Beim Öffnen der App wird die iTunes-Bibliothek angezeigt, aus der der gewünschte Song innerhalb weniger Sekunden direkt importiert werden kann und danach als Wellenform angezeigt wird. Das Tempo wird dabei automatisch erkannt, sofern es nicht bereits in iTunes gespeichert wurde. Das Format des iPad mini erweist sich in der Praxis als sehr angenehm und bietet genug Platz für die zahlreichen Buttons. Während das obere Fenster einen Ausschnitt im Detail sieht, zeigt der untere Bereich den kompletten Song. Beide Wellenformen können mit dem Cursor durchfahren werden(„Scrub“-Funktion). Dabei entsteht ein ähnlicher Effekt wie beim Vor- und Zurückdrehen einer Schallplatte, und bestimmte Songparts können so sehr schnell gefunden werden. Eine Zoom-Funktion ist nicht vorhanden.
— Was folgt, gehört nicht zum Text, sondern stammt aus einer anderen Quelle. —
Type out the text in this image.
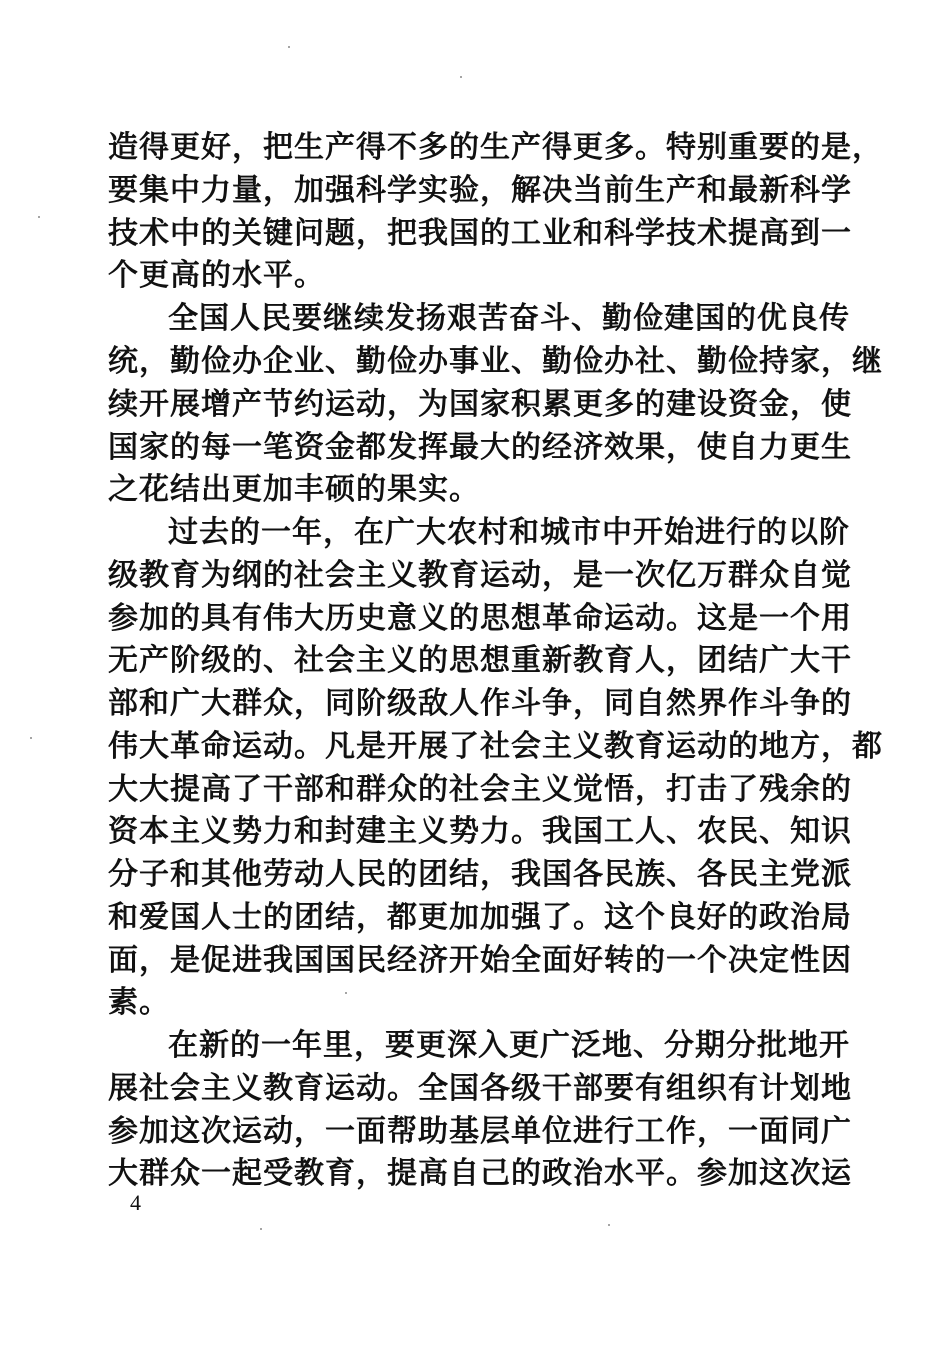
造得更好，把生产得不多的生产得更多。特别重要的是，
要集中力量，加强科学实验，解决当前生产和最新科学
技术中的关键问题，把我国的工业和科学技术提高到一
个更高的水平。
全国人民要继续发扬艰苦奋斗、勤俭建国的优良传
统，勤俭办企业、勤俭办事业、勤俭办社、勤俭持家，继
续开展增产节约运动，为国家积累更多的建设资金，使
国家的每一笔资金都发挥最大的经济效果，使自力更生
之花结出更加丰硕的果实。
过去的一年，在广大农村和城市中开始进行的以阶
级教育为纲的社会主义教育运动，是一次亿万群众自觉
参加的具有伟大历史意义的思想革命运动。这是一个用
无产阶级的、社会主义的思想重新教育人，团结广大干
部和广大群众，同阶级敌人作斗争，同自然界作斗争的
伟大革命运动。凡是开展了社会主义教育运动的地方，都
大大提高了干部和群众的社会主义觉悟，打击了残余的
资本主义势力和封建主义势力。我国工人、农民、知识
分子和其他劳动人民的团结，我国各民族、各民主党派
和爱国人士的团结，都更加加强了。这个良好的政治局
面，是促进我国国民经济开始全面好转的一个决定性因
素。
在新的一年里，要更深入更广泛地、分期分批地开
展社会主义教育运动。全国各级干部要有组织有计划地
参加这次运动，一面帮助基层单位进行工作，一面同广
大群众一起受教育，提高自己的政治水平。参加这次运
4
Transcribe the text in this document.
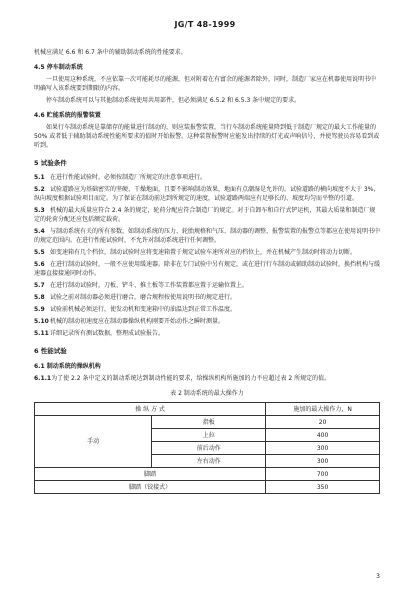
JG/T 48-1999

机械应满足 6.6 和 6.7 条中的辅助制动系统的性能要求。

4.5 停车制动系统

一旦使用这种系统，不应依靠一次可能耗尽的能源，但对附着在有富余的能源者除外，同时，制造厂家应在机器使用说明书中明确写入该系统要到期限的内容。

停车制动系统可以与其他制动系统使用共用部件，但必须满足 6.5.2 和 6.5.3 条中规定的要求。

4.6 贮能系统的报警装置

如果行车制动系统是靠储存的能量进行制动的，则应装报警装置，当行车制动系统能量降到低于制造厂规定的最大工作能量的 50% 或者低于辅助制动系统性能所要求的值时开始报警。这种装置报警时应能发出持续的灯光或声响信号，并使驾驶员容易看到或听到。

5 试验条件
5.1 在进行性能试验时，必须按制造厂所规定的注意事项进行。
5.2 试验道路应为基础密实的坚硬、干燥地面，且要不影响制动效果，地面有点潮湿是允许的。试验道路的横向坡度不大于 3%，纵向坡度根据试验项目而定。为了保证在制动前达到所规定的速度，试验道路两端应有足够长的、坡度均匀而平整的引道。
5.3 机械的最大质量应符合 2.4 条的规定，轮荷分配应符合制造厂的规定。对于自卸车和自行式铲运机，其最大质量和制造厂规定的轮荷分配还应包括额定载荷。
5.4 与制动系统有关的所有参数，如制动系统的压力、轮胎规格和气压、制动器的调整、报警装置的报警点等都应在使用说明书中的规定范围内。在进行性能试验时，不允许对制动系统进行任何调整。
5.5 如变速箱有几个档位，制动试验时应将变速箱置于规定试验车速所对应的档位上，并在机械产生制动时将动力切断。
5.6 在进行制动试验时，一般不应使用缓速器。除非在专门试验中另有规定，或在进行行车制动或辅助制动试验时，换挡机构与缓速器直接接通同时动作。
5.7 在进行制动试验时，刀板、铲斗、推土板等工作装置都应置于运输位置上。
5.8 试验之前对制动器必须进行磨合，磨合规程按使用说明书的规定进行。
5.9 试验前机械必须运行，使发动机和变速箱中的油温达到正常工作温度。
5.10机械的制动初速度应在制动器操纵机构刚要开始动作之瞬时测量。
5.11详细记录所有测试数据，整理成试验报告。
6 性能试验
6.1 制动系统的操纵机构
6.1.1为了使 2.2 条中定义的制动系统达到制动性能的要求，给操纵机构所施加的力不应超过表 2 所规定的值。
表 2 制动系统的最大操作力
操 纵 方 式		施加的最大操作力，N
手动	指板	20
	上拉	400
	前后动作	300
	左右动作	300
脚踏		700
脚踏（铰接式）		350
3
Bei drastischen Tempoänderungen wird der Unterschied zwischen Pro und HQ besonders deutlich

Zum stufenweisen Ändern des Tempos und der Tonhöhe werden einfach die entsprechenden Tasten mehrfach angetippt oder der Bereich dazwischen per Wischbewegung auf den gewünschten genauen Wert eingestellt. Ein Doppelklick führt zurück zum Originaltempo. Während der Tempobereich beim Profi-Paket von 30 bis 250% reicht und in 5%-Schritten einstellbar ist, lauten in der Studio-Variante die Grenzen 5 und 400 Prozent bei 1%-Abstufungen. Bekanntlich kann die Audioqualität bei größeren Tempoänderungen erheblich leiden, daher bin ich gespannt, wie sich Anytune in dieser Disziplin schlägt. Im Folgenden hört ihr einen Drumbeat zunächst im Original, dann um 40 Prozent verlangsamt zum Vergleich jeweils einmal in der „Pro“- und einmal in der „HQ“-Audioqualität.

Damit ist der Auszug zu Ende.